The relish is a versatile one. It’s great on barbecued sausages, slathered on cheeseburgers, or stirred into a meatloaf mixture. It’s also a great match for mayo when making dipping sauce for fish. Once you have this relish in your pantry, I’m sure you’ll find many uses for it besides hot dogs and smokies.
I got this recipe from the canning queen herself, Amy Bronee, author of the best-selling cookbook, The Canning Kitchen. I can’t recommend it enough if you want to explore more of the canning world!

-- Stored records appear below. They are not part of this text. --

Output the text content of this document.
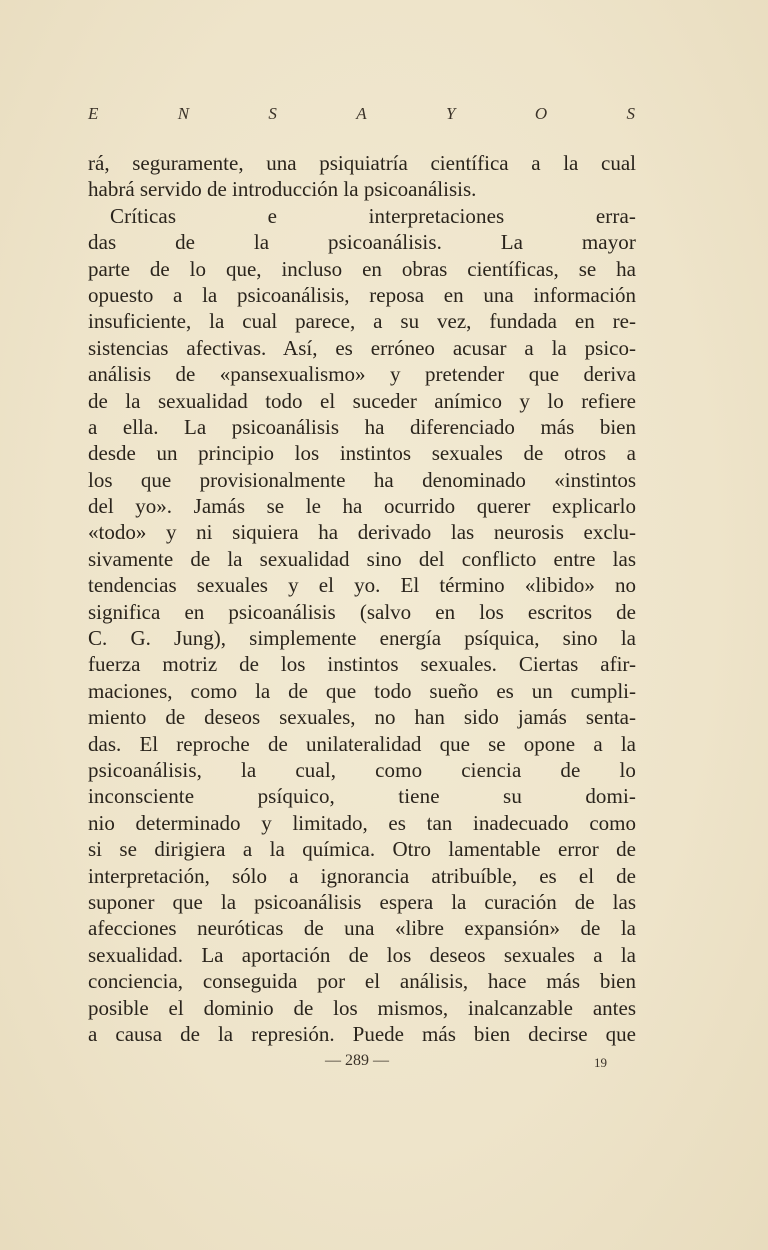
E	N	S	A	Y	O	S
rá, seguramente, una psiquiatría científica a la cual
habrá servido de introducción la psicoanálisis.
Críticas e interpretaciones erra-
das de la psicoanálisis. La mayor
parte de lo que, incluso en obras científicas, se ha
opuesto a la psicoanálisis, reposa en una información
insuficiente, la cual parece, a su vez, fundada en re-
sistencias afectivas. Así, es erróneo acusar a la psico-
análisis de «pansexualismo» y pretender que deriva
de la sexualidad todo el suceder anímico y lo refiere
a ella. La psicoanálisis ha diferenciado más bien
desde un principio los instintos sexuales de otros a
los que provisionalmente ha denominado «instintos
del yo». Jamás se le ha ocurrido querer explicarlo
«todo» y ni siquiera ha derivado las neurosis exclu-
sivamente de la sexualidad sino del conflicto entre las
tendencias sexuales y el yo. El término «libido» no
significa en psicoanálisis (salvo en los escritos de
C. G. Jung), simplemente energía psíquica, sino la
fuerza motriz de los instintos sexuales. Ciertas afir-
maciones, como la de que todo sueño es un cumpli-
miento de deseos sexuales, no han sido jamás senta-
das. El reproche de unilateralidad que se opone a la
psicoanálisis, la cual, como ciencia de lo
inconsciente psíquico, tiene su domi-
nio determinado y limitado, es tan inadecuado como
si se dirigiera a la química. Otro lamentable error de
interpretación, sólo a ignorancia atribuíble, es el de
suponer que la psicoanálisis espera la curación de las
afecciones neuróticas de una «libre expansión» de la
sexualidad. La aportación de los deseos sexuales a la
conciencia, conseguida por el análisis, hace más bien
posible el dominio de los mismos, inalcanzable antes
a causa de la represión. Puede más bien decirse que
— 289 —	19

1.3 kg zucchini, green or yellow
2½ cups finely diced yellow onion
1 cup finely diced red bell pepper
¾ cup finely diced green bell pepper
¼ cup pickling salt
2½ cups granulated sugar
2½ cups white vinegar
1 Tbs celery seeds
1 Tbs yellow mustard seeds
- Rinse the zucchini under cool running water. Trim off the tips and discard. Coarsely shred the zucchini on a box grater.
- In a large bowl, combine the vegetables and the salt. Let stand 1 hour to allow the salt to draw excess moisture from the vegetables. Drain and rinse the vegetables in a fine mesh sieve. Firmly squeeze out the excess liquid. Transfer the vegetables to a large, heavy bottomed pot.
- Stir in the sugar, vinegar, celery seeds and mustard seeds. Bring to a bubble over high heat. Reduce the heat to medium and continue cooking for 5 minutes, stirring frequently. Remove from the heat.
- Ladle into clean (and hot) 500 mL jars, leaving about 1 cm headspace (I use a wide-mouth funnel to help prevent spills). Poke a non-metallic utensil inside each jar a few times to remove air bubbles, topping up the relish if necessary. Use a clean, damp cloth to remove any food spills from the jar rims.
- Follow the manufacturer’s instructions on the packaging for preparing lids for processing. Screw on the lids just until fingertip tight, which is just past the point of resistance. Carefully lower the jars in your canner, which contains boiling water.
- Note: It’s a good idea to fill your canner with water and set it over high heat at least 20 minutes before you need it. You want enough water so that the jars will be covered with at least 2 cms of water when they are submerged.
- Once the water returns to a boil, process the jars for 15 minutes. The canner is covered, to reduce evaporation. After 15 minutes, turn off the heat and let the jars stand for another 5 minutes in the hot water.
- Carefully remove the jars from the canner, using a jar lifter or tongs with silicone tips. Place on the counter, leaving a little bit of space between the jars so they can cool down properly, 12 to 24 hours.
- Once the jars are fully cooled, press the middle of each lid to check for a vacuum seal. If the centre of the lid is suctioned down, your jar has safely sealed. If it doesn’t seal, store that jar in the fridge and consume it first.